Favicon
Youniss
Python Logo

AI Shot me in the foot

AI Shot me in the foot

Published on
Blog Software Engineering

A few months ago, I developed a small payment platform for a friend to manage his course subscriptions. The platform was designed to:

  1. Allow users to log in via Google
  2. Let them select a course
  3. Enable subscription to that course via PayPal
  4. Enroll them in the Moodle course

Pretty straightforward, right? However, due to laziness and the fact that I was working on this project pro bono for a friend, I decided to use AI assistance with Cursor.

Initially, progress was astonishingly fast. My approach was essentially that of a prompt engineer. I would tell Cursor what I wanted, and it would magically generate the code for me.

At first, I was amazed! I genuinely believed this was the future of programming—no need to delve into documentation anymore. I could simply instruct the AI on what to do and correct it whenever errors arose.

However, my AI honeymoon was short-lived…

Unveiling the Flaws

Just before my friend was set to launch his course, we tested the platform across multiple devices and scenarios. The platform was riddled with bugs on some devices, and I had no idea how to fix them. Upon inspecting the code, it looked like complete gibberish.

  • Long ass tailwind css classes everywhere
  • No error handling
  • unhelpful comments everywhere
  • No tests
  • redundant code
  • unstructured folders

I had really shot myself in the foot. Or more accurately, I watched AI shoot me in the foot while it gaslit me.

Despite my best efforts to fix the code, I reached a point where starting over seemed like the best option. I turned off Cursor, switched to my actual IDE (Neovim, btw), initiated a fresh project, and began sifting through what I could salvage and what needed to be discarded.

In hindsight, I would have completed a more stable project much faster had I not relied on AI from the start.

Rethinking My Relationship with AI

AI programming isn’t the answer, or at least its not ready yet. The biggest problem is that you turn off your brain when AI is around.

AI-assisted programming literally makes you a more incompetent developer. It took me a while to realize this, and a failed pre-launch was the wake-up call I needed.

For now, I’ve unsubscribed from Cursor and disabled Copilot and SuperMaven in my editor (Neovim, again). However, I do occasionally use SuperMaven for refactoring because it genuinely shines in that area and saves me time and frustration.

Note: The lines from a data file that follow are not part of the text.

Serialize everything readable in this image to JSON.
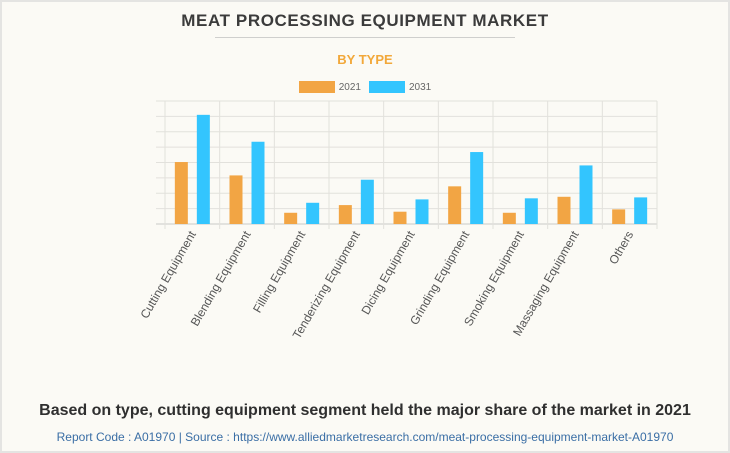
{
  "header": {
    "title": "MEAT PROCESSING EQUIPMENT MARKET",
    "subtitle": "BY TYPE"
  },
  "footer": {
    "caption": "Based on type, cutting equipment segment held the major share of the market in 2021",
    "source": "Report Code : A01970  |  Source : https://www.alliedmarketresearch.com/meat-processing-equipment-market-A01970"
  },
  "colors": {
    "series_2021": "#f2a544",
    "series_2031": "#33c5fe",
    "grid": "#e2e1dc",
    "axis": "#c9c9c6",
    "label": "#555555"
  },
  "chart_data": {
    "type": "bar",
    "title": "MEAT PROCESSING EQUIPMENT MARKET",
    "subtitle": "BY TYPE",
    "xlabel": "",
    "ylabel": "",
    "ylim": [
      0,
      8
    ],
    "grid": true,
    "y_tick_labels_shown": false,
    "legend_position": "top-center",
    "categories": [
      "Cutting Equipment",
      "Blending Equipment",
      "Filling Equipment",
      "Tenderizing Equipment",
      "Dicing Equipment",
      "Grinding Equipment",
      "Smoking Equipment",
      "Massaging Equipment",
      "Others"
    ],
    "series": [
      {
        "name": "2021",
        "values": [
          4.03,
          3.16,
          0.73,
          1.23,
          0.8,
          2.45,
          0.73,
          1.77,
          0.95
        ]
      },
      {
        "name": "2031",
        "values": [
          7.1,
          5.35,
          1.38,
          2.88,
          1.6,
          4.68,
          1.67,
          3.81,
          1.73
        ]
      }
    ]
  }
}
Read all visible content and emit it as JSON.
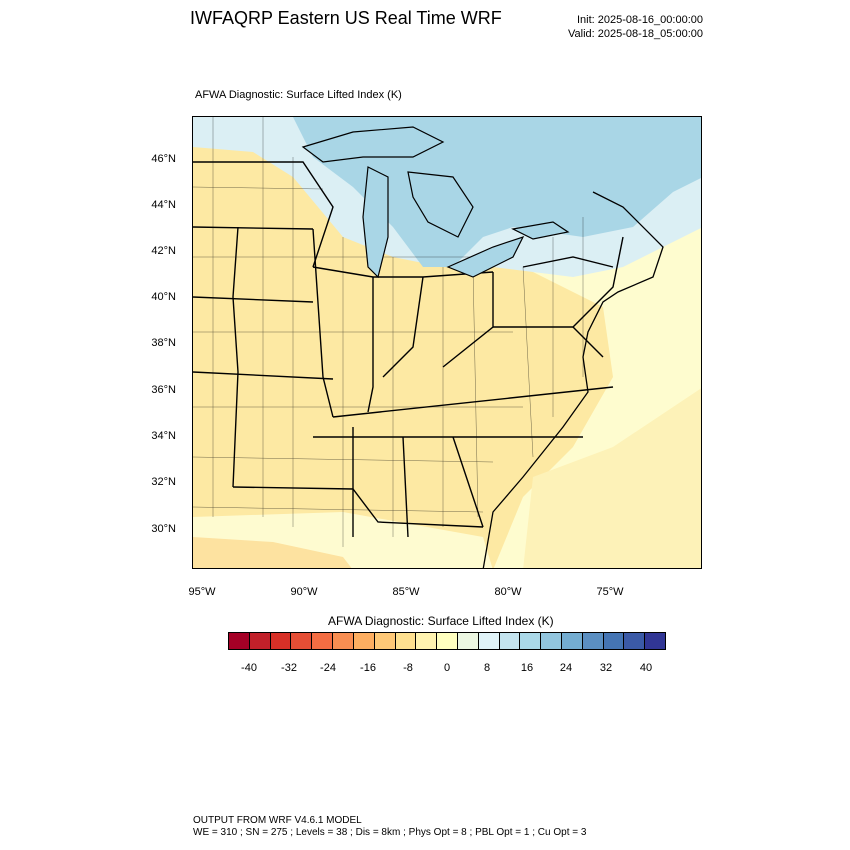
{
  "header": {
    "title": "IWFAQRP Eastern US Real Time WRF",
    "init": "Init: 2025-08-16_00:00:00",
    "valid": "Valid: 2025-08-18_05:00:00"
  },
  "panel": {
    "label": "AFWA Diagnostic: Surface Lifted Index   (K)"
  },
  "map": {
    "lat_labels": [
      "46°N",
      "44°N",
      "42°N",
      "40°N",
      "38°N",
      "36°N",
      "34°N",
      "32°N",
      "30°N"
    ],
    "lon_labels": [
      "95°W",
      "90°W",
      "85°W",
      "80°W",
      "75°W"
    ],
    "colors": {
      "warm_fill": "#fde9a3",
      "near_zero_fill": "#fefccf",
      "cool_fill": "#dbeff4",
      "cold_fill": "#a9d6e6",
      "border": "#000000"
    }
  },
  "colorbar": {
    "title": "AFWA Diagnostic: Surface Lifted Index  (K)",
    "ticks": [
      "-40",
      "-32",
      "-24",
      "-16",
      "-8",
      "0",
      "8",
      "16",
      "24",
      "32",
      "40"
    ],
    "colors": [
      "#a50026",
      "#c1202a",
      "#d73027",
      "#e54e35",
      "#f46d43",
      "#f88e52",
      "#fdae61",
      "#fec877",
      "#fee090",
      "#fff3b0",
      "#ffffbf",
      "#ecf7e2",
      "#e0f3f8",
      "#c4e4ef",
      "#abd9e9",
      "#92c5de",
      "#74add1",
      "#5b8fc2",
      "#4575b4",
      "#3b5aa7",
      "#313695"
    ]
  },
  "footer": {
    "line1": "OUTPUT FROM WRF V4.6.1 MODEL",
    "line2": "WE = 310 ; SN = 275 ; Levels = 38 ; Dis = 8km ; Phys Opt = 8 ; PBL Opt = 1 ; Cu Opt = 3"
  }
}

Our strengths as humans isnt to retain information, but to solve problems with it.

Use AI, connected to search agents to quickly sift through documentation. Don’t use it to substitute your own thinking. Thinking is your strength, not the LLM’s. It’s strength is to sift through tons of information and regurgitate it for you.

But yeah, I have officially broken up with Cursor and will only be in a Situationship with the other AI coding assistants.